Technical Abstract: The detrimental effects of Huanglongbing (HLB) on citrus are well known and so is the need for effective methods to combat this disease. Solar thermotherapy (ST), one of the management methods to help alleviate some of the negative effects of HLB, is the process of heating trees to therapeutic temperatures by encompassing the tree within a plastic structure (visqueen) to harness the sun’s natural energy. ST was applied to mature ‘Valencia’ citrus trees in three locations. Tree vigor, yield, and Candidatus Liberibacter asiaticus (Las) titer in leaves were monitored for two consecutive seasons post ST treatment, while fruit and juice quality were evaluated at the end of the second season.
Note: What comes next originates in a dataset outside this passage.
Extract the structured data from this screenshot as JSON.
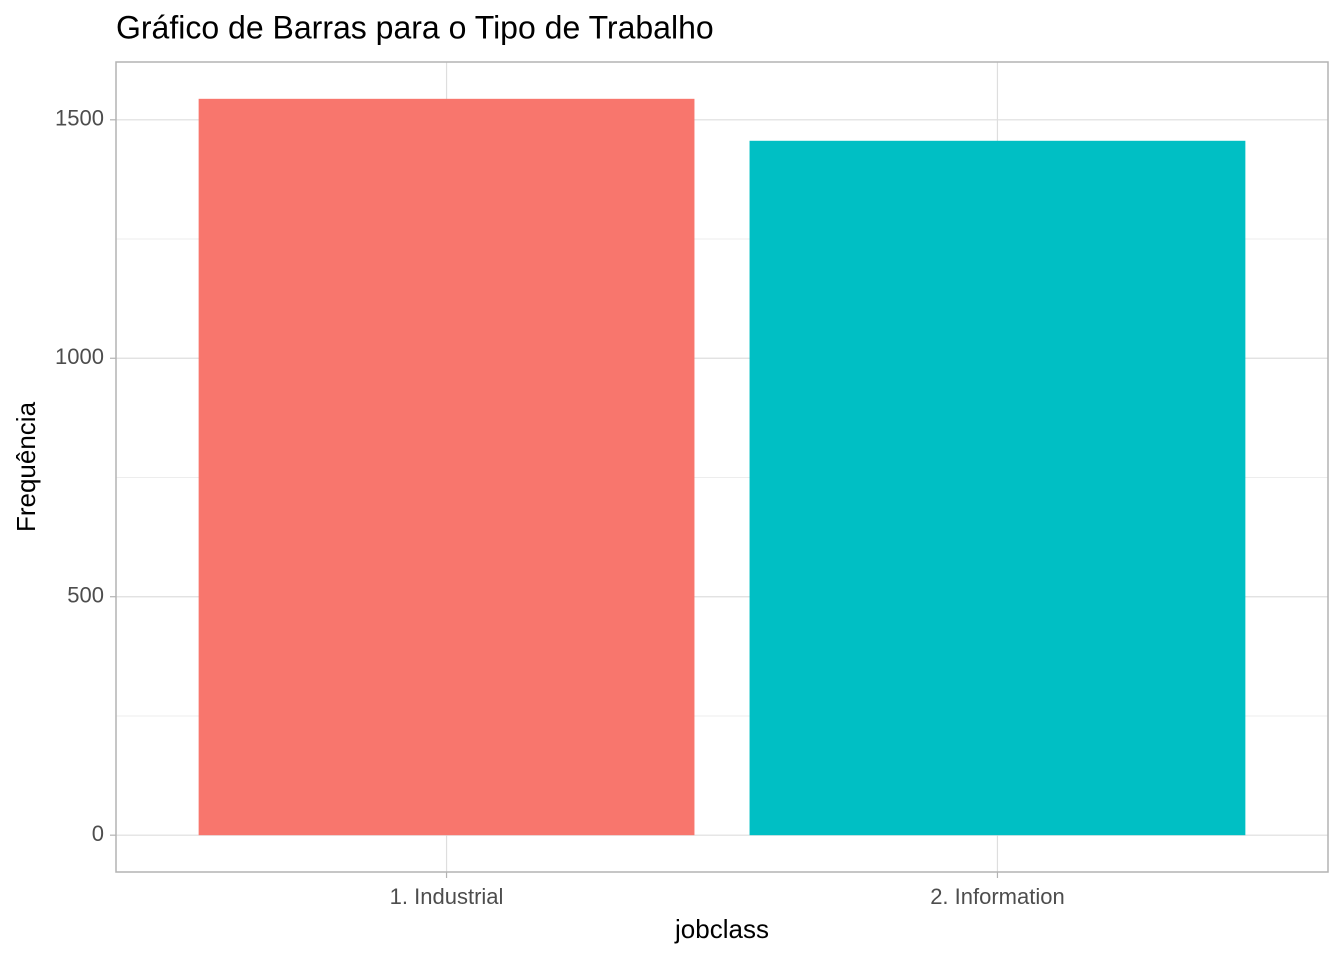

ST promoted an increase in canopy density in most groves tested and did not have a significant effect on fruit quantity, despite the prolonged exposure of the trees to increased temperatures. Moreover, Las titer was reduced in both leaves and juice processed from affected trees post solar thermotherapy. With respect to fruit quality, the ratio of total soluble solids to titratable acidity was higher post solar thermotherapy as was the sucrose content of the juice in most treated groves, whereas limonin was higher in juice from control trees. Principal components analysis of aroma volatiles showed significant differences between juice from treated versus control trees with volatiles imparting top-note and freshness to orange juice, such as acetaldehyde, hexanal, Z-3-hexenol and linalool, being higher in juice from treated trees. Taste panels confirmed that flavor differences existed, ultimately showing that solar thermotherapy resulted in improved juice flavor in well managed groves. Although the effects of solar thermotherapy on the trees appear temporary, such outcomes emphasize its utility when used as part of an integrated management strategy for HLB-affected citrus, imparting beneficial horticultural aspects with minimal to positive effects on subsequent juice flavor.